President Biden is betting big government can boost long-term growth and vanquish inequality and racism.

His infrastructure and social spending proposals would increase the federal deficit well above last year’s crisis-driven $3.1 trillion. A pandemic bounce will yield 6.5 percent GDP growth this year but longer term, Mr. Biden’s policies will bequeath higher interest rates, inflation, fleeing private investment and many fewer good paying jobs.

Fed Chairman Jerome Powell says the likes of Kimberly-Clark (KMB) hiking prices on Huggies is a temporary phenomenon, but he is already tightening monetary policy. The 10-year Treasury rate, which provides the benchmark for everything from credit cards to mortgages, has jumped precipitously.

The dismal science and the financial press say higher interest rates reflect expectations for some combination of higher growth and inflation but whatever happened to supply and demand?

In 2020, the Fed purchased Treasuries and other securities approximately equaling the massive federal deficit, but this year its stated policy is to purchase half as many.

Without the Fed mopping up all the bonds the Treasury is spilling, demand is tanking. Longer-term interest rates must rise, and new home construction, auto purchases and shaky businesses propped up by junk bonds will eventually falter.

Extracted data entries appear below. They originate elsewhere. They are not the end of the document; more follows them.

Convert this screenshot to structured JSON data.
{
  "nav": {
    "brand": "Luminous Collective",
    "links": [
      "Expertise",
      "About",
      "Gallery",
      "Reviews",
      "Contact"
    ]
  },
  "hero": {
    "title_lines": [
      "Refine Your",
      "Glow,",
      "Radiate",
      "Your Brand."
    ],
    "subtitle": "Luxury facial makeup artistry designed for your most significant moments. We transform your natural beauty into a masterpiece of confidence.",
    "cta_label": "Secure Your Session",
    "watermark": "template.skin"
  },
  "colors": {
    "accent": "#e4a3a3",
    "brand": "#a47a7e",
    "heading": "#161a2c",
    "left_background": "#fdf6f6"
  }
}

Raising corporate and capital gains taxes to some of the highest in the world are a biblical imperative for progressives with their disdain for thrift, enterprise, hard work and success.

Along with more government spending, higher interest rates and taxes will crowd out private investment and discourage risk taking on new products — the mother’s milk of productivity growth, higher living standards and international competitiveness.

Mr. Biden’s public investments are a child’s sugary drink when the economy needs Grade A Fortified. His infrastructure programs do too little — and do it badly.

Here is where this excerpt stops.